The MATERIAL WORLD in the art of DEMETRIO dela CRUZ
By Cid Reyes

Remember the lyrics of the Madonna song, “Material Girl”? Let’s refresh the memory:

They can beg and they can plead
But they can’t see the light (that’s right!)
‘Cause the boy with the cold hard cash
Is always Mr Right.
‘Cause we are living in a material world
And I am a material girl!

And no greater evidence of our obsession with material goods is there than our unabashed idolatry of branded goods. You know them all, but we won’t name them here, ‘cause there’s no such thing as a free lunch or free advertising.
One Filipino artist, however, has held up a mirror which reflects the gross indecency of our insatiable appetite for worldly goods. His name is Demetrio De la Cruz, better known to the art scene as “Demet,” and it is through his art that he has pricked the conscience of us all. Coming to the notice of esteemed critic Alice Guillermo, she writes: “The glittering display windows of mall shops and boutiques seem to cry out ‘We are on sale!’ to the passing shoppers. Within them are products of all kinds with a premium on branded imported goods that are flown to the country by rampant globalization. But the show windows that are the new subject of prizewinning artist Demetrio De la Cruz hide meanings behind them that are embedded in the contemporary social context and constitute a veiled critique of our society. Beyond the glitzy images, the artist craftily uses the display window to suggest a multitude of issues, from environmental damage to drug trafficking and the sale of women’s bodies.” Guillermo summed it up in a damning phrase: “The avidity for luxury goods.”
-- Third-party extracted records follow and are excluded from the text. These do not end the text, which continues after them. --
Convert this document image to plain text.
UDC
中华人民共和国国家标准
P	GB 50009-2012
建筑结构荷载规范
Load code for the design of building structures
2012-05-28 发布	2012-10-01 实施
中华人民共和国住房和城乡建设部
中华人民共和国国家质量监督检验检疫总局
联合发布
It may seem strange that such a subject should cross the mind of Demet. A full-blooded Ilocano, hailing from a region where the native folks are known for their thrift and industry, Demet, the eldest son, was raised, by his own admission, by poor parents who struggled to make ends. As a child, after school, he remembers helping his mother in the marketplace, hawking her bilaos of native dried fish. A precocious child, his artistic talent early emerged in his juvenile years, able to realistically copy illustrations from American comic books of superheroes and sinister villains. His parents financially supported his art studies at the Far Eastern University, during which time he was also selling his paintings on the side. Aside from the sale of his paintings, After graduation, Demet also found employment in an art firm, designing labels for consumer products. The few years’ stint in graphic employment further honed his technical skills in draftsmanship, leading to his having a dexterous hand in an almost photographic rendition of reality and a mastery of the physiognomy of the human figure. Indeed, not only of the human anatomy but, intriguingly, of the complex interstices of the computer board circuit and the pinball machine. This interest let to his construction of artworks that are interactive, incorporating sight, sound and smell, emanating mysteriously from the work, catching the viewer with surprise and delight.
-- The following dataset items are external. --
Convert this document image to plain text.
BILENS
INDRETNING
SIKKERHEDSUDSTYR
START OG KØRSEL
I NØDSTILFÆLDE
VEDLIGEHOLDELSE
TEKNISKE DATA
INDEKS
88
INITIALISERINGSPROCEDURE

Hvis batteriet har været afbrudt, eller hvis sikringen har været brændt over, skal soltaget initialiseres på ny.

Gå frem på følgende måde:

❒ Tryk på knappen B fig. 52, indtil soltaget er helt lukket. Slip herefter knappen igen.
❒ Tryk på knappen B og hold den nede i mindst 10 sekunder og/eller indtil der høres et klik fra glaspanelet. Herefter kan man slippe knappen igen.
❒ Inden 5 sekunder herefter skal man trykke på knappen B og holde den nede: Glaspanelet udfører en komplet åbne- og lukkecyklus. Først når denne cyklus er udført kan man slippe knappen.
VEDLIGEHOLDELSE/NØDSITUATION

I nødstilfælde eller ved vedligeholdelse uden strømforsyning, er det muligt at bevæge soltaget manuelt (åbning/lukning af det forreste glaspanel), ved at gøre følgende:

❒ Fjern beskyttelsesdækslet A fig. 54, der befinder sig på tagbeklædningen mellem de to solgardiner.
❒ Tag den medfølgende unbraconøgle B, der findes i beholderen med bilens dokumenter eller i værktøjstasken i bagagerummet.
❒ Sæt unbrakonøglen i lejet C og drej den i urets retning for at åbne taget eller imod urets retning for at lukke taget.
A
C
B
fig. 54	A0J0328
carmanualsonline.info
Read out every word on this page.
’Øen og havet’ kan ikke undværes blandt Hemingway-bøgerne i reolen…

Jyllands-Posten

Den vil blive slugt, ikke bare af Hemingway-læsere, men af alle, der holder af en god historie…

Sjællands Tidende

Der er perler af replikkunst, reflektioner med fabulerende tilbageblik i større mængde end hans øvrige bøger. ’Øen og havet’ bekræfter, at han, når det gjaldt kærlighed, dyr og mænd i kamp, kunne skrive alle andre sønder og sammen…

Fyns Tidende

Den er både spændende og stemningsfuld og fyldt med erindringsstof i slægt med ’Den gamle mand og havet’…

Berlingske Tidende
One particular work, which caught the attention of the jury of a national competition, was based on the concept of the “daing” – the native dried fish which her mother used to sell, twinned with the emotion of suffering, which in the vernacular, signifies a bitter lament and anguish induced by physical pain. As one digitally maneuvers the machine, it then emits the enveloping smell of “daing” - the staple viand of the poor.
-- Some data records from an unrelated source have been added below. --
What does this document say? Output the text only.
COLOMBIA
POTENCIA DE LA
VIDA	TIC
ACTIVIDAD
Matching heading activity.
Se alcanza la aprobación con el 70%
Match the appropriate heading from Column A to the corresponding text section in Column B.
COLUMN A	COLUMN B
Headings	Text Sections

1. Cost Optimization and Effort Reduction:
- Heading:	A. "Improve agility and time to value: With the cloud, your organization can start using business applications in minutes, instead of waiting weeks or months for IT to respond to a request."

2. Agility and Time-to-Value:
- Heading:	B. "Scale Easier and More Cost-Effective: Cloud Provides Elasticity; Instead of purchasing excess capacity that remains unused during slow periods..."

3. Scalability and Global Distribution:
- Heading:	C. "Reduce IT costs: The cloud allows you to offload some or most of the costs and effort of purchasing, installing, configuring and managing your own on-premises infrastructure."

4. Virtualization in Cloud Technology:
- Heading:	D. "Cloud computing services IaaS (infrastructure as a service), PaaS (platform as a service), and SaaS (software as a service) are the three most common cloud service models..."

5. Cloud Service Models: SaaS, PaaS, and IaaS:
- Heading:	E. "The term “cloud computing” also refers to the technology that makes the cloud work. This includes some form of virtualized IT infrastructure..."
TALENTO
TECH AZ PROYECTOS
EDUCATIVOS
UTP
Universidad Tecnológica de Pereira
From symbols of the poor, Demet was transfixed by the symbols of the affluent, the luxury goods in the shop windows of upscale malls. In so doing, the artist in effect reduces the viewer into a voyeur, salivating over the objects of desire, which are beyond the reach of us mortals, living on meager salaries, stipends, allowances and pensions. Demet has also created a now iconic image: a startling sight of a cow studded with the logos of a brand famous for its leather bags and shoes. Under the steady harsh beams of the shop window overhead lights, the cow is a veritable Golden Calf, worshipped by the Israelites, delivered from their Egyptian masters by Moses, but so soon turned into godless idolators. Demet’s coveted cow, raised on a pedestal, now sports a leather handle conveniently on its back, ready for anyone – like Madonna’s “boy with the cold hard cash” – to snap up in triumph.
Moreover, Demet conflates images from ancient Greece and Rome, such as the Three Graces, as well as of the Renaissance, with Michelangelo’s monumentally-sized marble statue of David. These are more than just paintings but multi-media and 3-D production, a lacerating accusation of a public so consumed by greed and covetousness, that we think nothing of the pillage and death of animals and the destruction of the environment. Even China has not been spared the artist’s astute, socially observant eye, alluding to its invasive depredation not only of our people through their “Made-in-China’ products flooding Divisioria, but also of our rightfully-owned islands.
A recent body of works were also exhibited at the recent Art Fair Phils., with the collective title “Luxzoorious.” This is a continuing indictment of man’s unconscionable destruction of the animal kingdom to serve his luxurious needs.

A happy family man, married to wife Marivic, Demet is doting father to four little darlings, who have playfully and gamely become Demet’s instant models and characters in his visual scenarios. No glittering enticements from the material world can lure Demetrio Dela Cruz away from the comfort and joy of his own family.